God judges. Judging is the essence of who he is. Likewise, God’s Spirit, when present in believers, judges without saying a word. That’s why prostitutes didn’t want to be around Jesus and why the unrepentant don’t want to be around us: They feel judged even without our having to say a word. In feeling judged, they get defensive and then hostile. I’ve seen it over and over again in my interactions with unbelievers. Jesus says we’ll be hated without cause, and so we are. Simply being silent witnesses to God’s Word is enough to make people hate us.
I’m OK with being hated. I’d rather be hated by those who hate Truth than be appreciated by them for being “non-judgmental” and “respectful”. You don’t open a dialogue with sin; you roundly condemn sin and give it no voice. At the same time, however, you can talk about the weather with the unrepentant. If you own a corner store, you can sell them milk and bread and ice-cream. You can be kind to the unrepentant and dialogue with them, just not with their sin. But, as I mentioned, most sinners won’t want to be around you, anyway, not if you have God’s Spirit in you.

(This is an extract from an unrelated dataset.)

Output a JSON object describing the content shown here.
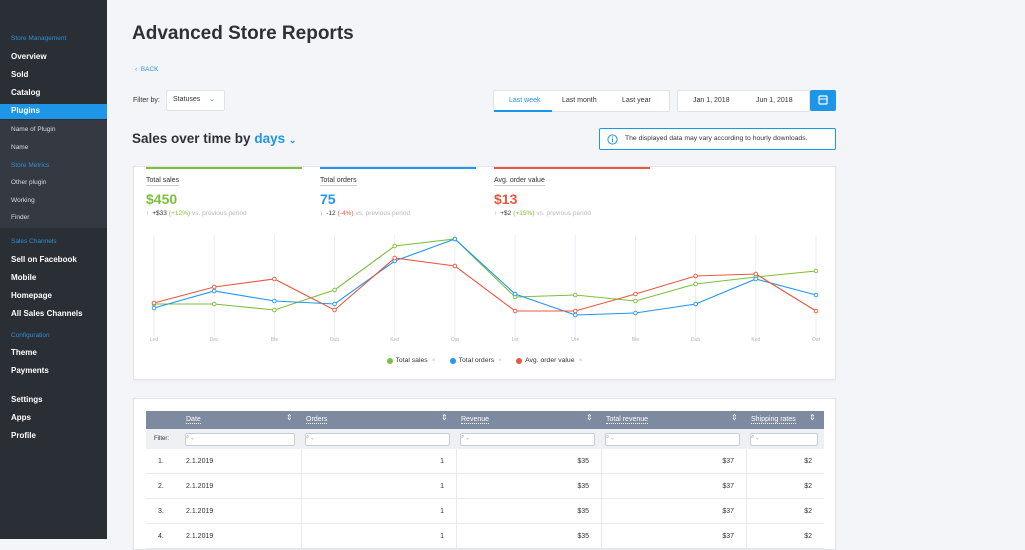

The conservative influencer was doing no-one a favor (least of all himself) by corralling prostitutes into making a public spectacle of themselves. God doesn’t call us to dialogue with sin or to give sin a platform under the guise of being “non-judgmental” and “respectful”. Jesus never did. What God does call us to do is stand in his Truth while being kind to the unrepentant. And if they feel judged by our words or merely by our presence, that’s not a bad thing. Let them feel judged. A pricked conscience is how repentance begins.
When I say unto the wicked, Thou shalt surely die; and thou givest him not warning, nor speakest to warn the wicked from his wicked way, to save his life; the same wicked man shall die in his iniquity; but his blood will I require at thine hand.
Yet if thou warn the wicked, and he turn not from his wickedness, nor from his wicked way, he shall die in his iniquity; but thou hast delivered thy soul.